Une probabilité d’interaction très faible
La probabilités d’interaction (section efficace) des neutrinos avec un proton ou neutron croit avec l’énergie . Les données de la figure rendent bien compte que cette probabilité d’interaction croit avec l’énergie et qu’elle est extrêmement faible pour les neutrinos de la radioactivité. En raison de leur énergie élevée, il est beaucoup plus facile de détecter les neutrinos présents auprès de grands accélérateurs de particules.
© J.W. Rohlf, retrieved from http://hyperphysics.phy-astr.gsu.edu

Il existe deux autres espèces de neutrinos, les neutrino-mu et le neutrino-tau. Le neutrino-mu est le compagnon du muon, un électron lourd observé dans le rayonnement cosmique. Le neutrino-tau est le compagnon du tau, un électron super-lourd (il pèse deux fois plus qu’un proton) découvert en 1975 par le physicien américain Martin Perl.

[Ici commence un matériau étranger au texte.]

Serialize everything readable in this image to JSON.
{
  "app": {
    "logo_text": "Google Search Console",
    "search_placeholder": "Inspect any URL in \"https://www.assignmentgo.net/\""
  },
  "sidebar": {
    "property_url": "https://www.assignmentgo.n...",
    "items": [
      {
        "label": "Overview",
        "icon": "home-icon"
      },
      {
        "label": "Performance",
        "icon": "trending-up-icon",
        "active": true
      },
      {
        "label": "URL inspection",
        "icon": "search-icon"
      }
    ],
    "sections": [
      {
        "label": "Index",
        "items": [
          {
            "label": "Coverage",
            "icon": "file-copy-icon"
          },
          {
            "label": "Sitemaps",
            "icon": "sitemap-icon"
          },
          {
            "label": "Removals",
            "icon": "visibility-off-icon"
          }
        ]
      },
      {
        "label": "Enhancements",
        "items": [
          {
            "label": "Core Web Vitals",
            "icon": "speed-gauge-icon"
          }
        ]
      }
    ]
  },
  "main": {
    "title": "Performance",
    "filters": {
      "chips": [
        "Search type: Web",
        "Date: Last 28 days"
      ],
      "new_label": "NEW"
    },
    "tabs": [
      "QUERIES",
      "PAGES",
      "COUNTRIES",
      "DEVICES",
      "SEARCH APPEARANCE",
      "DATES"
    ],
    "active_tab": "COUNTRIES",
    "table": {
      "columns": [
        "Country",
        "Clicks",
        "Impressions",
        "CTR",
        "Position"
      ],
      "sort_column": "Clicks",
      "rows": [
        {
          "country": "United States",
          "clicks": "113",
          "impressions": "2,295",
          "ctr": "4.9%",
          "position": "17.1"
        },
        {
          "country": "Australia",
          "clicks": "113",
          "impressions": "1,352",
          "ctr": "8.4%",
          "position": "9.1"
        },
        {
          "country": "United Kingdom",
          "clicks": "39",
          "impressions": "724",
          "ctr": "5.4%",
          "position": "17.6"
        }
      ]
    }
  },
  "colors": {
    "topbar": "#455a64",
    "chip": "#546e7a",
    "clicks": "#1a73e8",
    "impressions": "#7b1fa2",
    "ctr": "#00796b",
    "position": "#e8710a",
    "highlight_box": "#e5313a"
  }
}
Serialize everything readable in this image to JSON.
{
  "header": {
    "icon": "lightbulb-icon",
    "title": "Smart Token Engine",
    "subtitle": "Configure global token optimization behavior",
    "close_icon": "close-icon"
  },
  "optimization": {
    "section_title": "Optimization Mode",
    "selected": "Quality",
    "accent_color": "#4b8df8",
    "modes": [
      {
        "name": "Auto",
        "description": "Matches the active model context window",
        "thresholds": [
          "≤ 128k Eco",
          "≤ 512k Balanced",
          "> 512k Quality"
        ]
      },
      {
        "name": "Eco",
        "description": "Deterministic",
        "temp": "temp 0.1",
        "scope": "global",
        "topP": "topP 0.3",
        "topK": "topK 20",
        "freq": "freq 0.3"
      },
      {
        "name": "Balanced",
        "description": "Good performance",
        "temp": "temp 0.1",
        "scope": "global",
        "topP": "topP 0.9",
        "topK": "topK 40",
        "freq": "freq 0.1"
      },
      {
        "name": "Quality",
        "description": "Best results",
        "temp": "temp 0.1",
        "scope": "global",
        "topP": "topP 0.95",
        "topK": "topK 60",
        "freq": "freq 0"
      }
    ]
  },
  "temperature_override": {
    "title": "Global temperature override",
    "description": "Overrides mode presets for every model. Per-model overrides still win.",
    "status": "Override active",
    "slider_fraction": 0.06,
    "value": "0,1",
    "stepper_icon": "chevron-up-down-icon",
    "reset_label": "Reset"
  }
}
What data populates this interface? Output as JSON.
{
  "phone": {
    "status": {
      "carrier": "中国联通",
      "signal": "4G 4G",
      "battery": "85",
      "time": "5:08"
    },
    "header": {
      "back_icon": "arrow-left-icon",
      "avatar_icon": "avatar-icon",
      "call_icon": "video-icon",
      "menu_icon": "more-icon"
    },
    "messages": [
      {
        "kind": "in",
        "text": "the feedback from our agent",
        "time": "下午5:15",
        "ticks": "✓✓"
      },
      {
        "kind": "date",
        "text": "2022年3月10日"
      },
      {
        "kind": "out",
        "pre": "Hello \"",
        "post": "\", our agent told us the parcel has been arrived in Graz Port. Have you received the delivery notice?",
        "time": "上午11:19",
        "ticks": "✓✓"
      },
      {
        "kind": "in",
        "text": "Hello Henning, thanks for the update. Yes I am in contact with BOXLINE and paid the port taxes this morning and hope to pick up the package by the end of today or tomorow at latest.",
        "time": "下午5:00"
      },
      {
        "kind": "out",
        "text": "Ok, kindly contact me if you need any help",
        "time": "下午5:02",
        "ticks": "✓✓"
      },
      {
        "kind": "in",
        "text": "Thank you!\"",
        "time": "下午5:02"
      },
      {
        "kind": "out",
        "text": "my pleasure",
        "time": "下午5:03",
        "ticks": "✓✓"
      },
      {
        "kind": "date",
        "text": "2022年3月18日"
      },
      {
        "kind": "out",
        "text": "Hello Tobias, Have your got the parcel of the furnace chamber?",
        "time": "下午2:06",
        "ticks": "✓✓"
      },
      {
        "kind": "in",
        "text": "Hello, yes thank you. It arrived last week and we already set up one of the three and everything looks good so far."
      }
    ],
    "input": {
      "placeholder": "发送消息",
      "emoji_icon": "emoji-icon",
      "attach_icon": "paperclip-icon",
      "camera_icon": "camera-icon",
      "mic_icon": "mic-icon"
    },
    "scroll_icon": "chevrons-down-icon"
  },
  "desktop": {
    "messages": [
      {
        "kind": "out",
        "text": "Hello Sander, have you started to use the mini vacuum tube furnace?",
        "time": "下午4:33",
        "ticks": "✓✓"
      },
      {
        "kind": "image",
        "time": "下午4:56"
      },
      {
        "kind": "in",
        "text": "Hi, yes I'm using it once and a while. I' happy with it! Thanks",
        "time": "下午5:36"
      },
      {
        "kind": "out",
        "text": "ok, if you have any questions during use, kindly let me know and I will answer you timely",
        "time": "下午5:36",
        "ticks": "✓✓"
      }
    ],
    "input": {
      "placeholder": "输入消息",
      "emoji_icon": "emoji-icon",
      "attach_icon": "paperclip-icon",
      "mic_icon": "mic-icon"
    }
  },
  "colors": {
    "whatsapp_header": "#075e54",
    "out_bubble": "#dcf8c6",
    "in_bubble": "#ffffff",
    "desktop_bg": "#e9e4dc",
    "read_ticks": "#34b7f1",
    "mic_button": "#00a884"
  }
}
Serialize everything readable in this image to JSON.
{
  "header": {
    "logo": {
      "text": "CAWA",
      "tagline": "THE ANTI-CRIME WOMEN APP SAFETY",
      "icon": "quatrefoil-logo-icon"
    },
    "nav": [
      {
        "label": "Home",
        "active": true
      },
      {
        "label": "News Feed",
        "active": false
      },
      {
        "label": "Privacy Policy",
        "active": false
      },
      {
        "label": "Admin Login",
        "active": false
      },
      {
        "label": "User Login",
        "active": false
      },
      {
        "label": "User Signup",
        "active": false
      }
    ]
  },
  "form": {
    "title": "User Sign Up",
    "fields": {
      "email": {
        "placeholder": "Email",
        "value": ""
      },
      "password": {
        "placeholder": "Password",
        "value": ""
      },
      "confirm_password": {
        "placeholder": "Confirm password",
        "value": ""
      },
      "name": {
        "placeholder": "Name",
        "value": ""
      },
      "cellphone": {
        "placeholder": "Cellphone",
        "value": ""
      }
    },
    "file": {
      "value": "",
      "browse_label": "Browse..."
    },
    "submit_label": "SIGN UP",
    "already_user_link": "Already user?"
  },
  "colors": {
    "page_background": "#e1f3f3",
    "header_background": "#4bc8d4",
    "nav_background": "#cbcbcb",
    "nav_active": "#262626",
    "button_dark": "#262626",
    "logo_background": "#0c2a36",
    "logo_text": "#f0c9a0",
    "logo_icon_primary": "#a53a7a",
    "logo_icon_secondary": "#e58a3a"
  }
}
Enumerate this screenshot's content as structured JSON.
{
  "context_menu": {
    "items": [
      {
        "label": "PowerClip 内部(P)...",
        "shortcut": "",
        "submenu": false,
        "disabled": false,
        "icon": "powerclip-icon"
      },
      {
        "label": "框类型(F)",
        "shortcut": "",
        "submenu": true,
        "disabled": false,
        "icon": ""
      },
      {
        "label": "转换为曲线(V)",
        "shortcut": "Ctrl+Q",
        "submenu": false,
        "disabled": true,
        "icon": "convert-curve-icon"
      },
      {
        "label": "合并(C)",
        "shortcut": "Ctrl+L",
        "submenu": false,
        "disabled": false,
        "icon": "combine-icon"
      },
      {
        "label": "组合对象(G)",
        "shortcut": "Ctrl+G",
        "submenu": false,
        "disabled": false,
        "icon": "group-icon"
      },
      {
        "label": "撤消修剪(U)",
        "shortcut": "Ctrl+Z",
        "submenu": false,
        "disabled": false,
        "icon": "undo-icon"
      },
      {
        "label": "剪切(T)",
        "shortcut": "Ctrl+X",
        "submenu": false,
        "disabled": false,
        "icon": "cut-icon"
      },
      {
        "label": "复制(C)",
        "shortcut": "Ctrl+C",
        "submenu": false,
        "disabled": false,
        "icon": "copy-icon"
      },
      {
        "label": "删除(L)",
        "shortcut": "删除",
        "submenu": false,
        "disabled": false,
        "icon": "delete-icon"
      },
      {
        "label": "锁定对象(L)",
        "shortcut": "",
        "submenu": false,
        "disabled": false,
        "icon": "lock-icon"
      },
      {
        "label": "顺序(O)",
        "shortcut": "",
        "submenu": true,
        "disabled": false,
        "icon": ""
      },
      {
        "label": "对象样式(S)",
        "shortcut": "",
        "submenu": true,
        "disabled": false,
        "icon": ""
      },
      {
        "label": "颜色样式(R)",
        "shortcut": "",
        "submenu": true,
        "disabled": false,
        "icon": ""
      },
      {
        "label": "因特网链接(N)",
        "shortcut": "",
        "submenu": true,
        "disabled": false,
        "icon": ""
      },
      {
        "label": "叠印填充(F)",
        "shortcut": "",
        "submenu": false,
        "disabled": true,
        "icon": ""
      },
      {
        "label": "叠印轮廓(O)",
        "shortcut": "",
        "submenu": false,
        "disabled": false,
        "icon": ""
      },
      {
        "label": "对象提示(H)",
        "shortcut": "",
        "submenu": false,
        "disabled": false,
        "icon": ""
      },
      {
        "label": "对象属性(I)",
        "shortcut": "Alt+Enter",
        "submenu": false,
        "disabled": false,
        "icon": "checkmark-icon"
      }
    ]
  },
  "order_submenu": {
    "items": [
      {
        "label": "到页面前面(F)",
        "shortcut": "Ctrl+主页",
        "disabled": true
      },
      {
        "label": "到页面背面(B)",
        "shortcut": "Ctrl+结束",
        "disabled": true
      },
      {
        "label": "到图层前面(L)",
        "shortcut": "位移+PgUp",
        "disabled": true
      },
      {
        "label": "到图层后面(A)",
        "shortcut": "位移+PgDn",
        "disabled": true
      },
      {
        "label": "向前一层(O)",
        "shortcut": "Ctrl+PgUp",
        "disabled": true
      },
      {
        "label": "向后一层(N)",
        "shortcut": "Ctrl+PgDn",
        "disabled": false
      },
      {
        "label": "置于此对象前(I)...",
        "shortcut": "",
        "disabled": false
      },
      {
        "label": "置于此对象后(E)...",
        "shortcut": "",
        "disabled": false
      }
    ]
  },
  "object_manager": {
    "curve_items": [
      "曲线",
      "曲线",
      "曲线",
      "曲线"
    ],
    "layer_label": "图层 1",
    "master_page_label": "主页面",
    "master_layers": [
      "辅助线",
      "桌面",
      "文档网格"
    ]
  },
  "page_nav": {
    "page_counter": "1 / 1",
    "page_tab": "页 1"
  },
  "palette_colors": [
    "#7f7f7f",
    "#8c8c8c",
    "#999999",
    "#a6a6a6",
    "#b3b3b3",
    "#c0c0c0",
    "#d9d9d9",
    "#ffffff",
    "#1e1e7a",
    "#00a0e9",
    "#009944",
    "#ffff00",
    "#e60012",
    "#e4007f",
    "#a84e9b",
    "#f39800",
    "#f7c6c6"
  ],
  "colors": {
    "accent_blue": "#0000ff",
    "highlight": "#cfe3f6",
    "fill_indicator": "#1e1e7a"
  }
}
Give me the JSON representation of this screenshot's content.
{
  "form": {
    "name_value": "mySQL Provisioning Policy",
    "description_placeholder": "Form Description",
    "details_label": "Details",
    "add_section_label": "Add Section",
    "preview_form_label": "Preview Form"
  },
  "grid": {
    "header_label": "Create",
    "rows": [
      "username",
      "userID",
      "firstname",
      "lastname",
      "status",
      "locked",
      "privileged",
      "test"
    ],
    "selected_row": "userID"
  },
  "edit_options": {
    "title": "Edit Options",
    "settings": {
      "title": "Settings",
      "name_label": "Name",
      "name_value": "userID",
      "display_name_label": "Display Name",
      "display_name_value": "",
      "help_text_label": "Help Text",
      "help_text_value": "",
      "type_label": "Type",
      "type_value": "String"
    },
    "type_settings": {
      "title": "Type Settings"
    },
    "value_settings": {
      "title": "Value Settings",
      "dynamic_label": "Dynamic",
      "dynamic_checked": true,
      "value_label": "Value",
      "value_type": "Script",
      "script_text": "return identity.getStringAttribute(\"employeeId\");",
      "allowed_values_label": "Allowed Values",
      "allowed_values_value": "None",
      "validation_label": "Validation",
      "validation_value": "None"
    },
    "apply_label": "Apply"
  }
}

Dernier aspect de ces particules fascinantes. Sous l’effet des interactions faibles, les neutrinos se transforment l’un dans l’autre. Les physiciens disent qu’ils “oscillent”. Ainsi un neutrino solaire, né neutrino-électron dans le soleil, pourra être devenu neutrino-mu à son arrivée sur Terre. Le déficit observé des neutrinos-électrons en provenance du soleil est l’une des évidences pour les oscillations de neutrinos.

Le prix Nobel de physique 2015 a été attribué à deux chercheurs Japonais et américain, Takaaki Kajita et Arthur B. McDonald, pour leurs travaux mettant en évidence les oscillations des neutrinos, permettant aussi de confirmer que ces particules possédaient une masse très petite mais non nulle.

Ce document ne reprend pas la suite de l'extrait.